While Rebecca French, currently serving as manager, has poured her heart and soul into improving the center, she couldn’t eliminate operating losses.

But is it possible to run the center without a deficit? And what is better: cutting costs, even if that means limiting events and letting the building deteriorate, or maintaining the facility and focusing on bringing more visitors, events and industries to Coffee County?

While $300,000 or $400,000 may seem a substantial deficit, the value the center brings outweighs the expense. The center employs dozens of locals. An MTSU study- while it has been questioned – shows the benefits related to tax revenue surpass the costs. According to the study, the center contributed approximately $4.7 million in business revenue to the county in 2016. Even if that number is inflated, the returns certainly exceed the investment. Again, the question is not if the center should operate, the question is how. And the answer is: it should operate with accountability and transparency, which the new contract must ensure.

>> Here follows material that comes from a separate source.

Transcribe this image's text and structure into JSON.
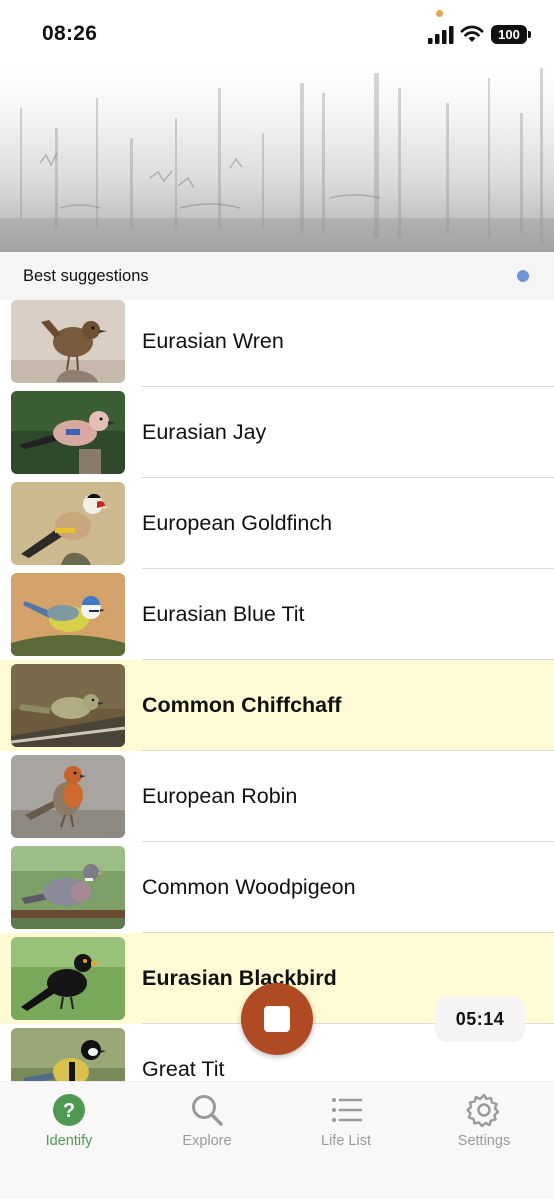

Instead of seeing the conference center as a business, you can consider it as a facility improving the lifestyle and opportunities of Coffee County residents – just like the libraries and the recreation center do – and they are funded by local taxpayers. The difference is that the libraries and the recreation center must answer to county and city officials, while PBA members don’t, and that infuriates locals more than the fact that they have to financially support the facility.

That’s why the new contract must lay a foundation for better relationships that would lead to successful operations at the center, which will ensure a flourishing community.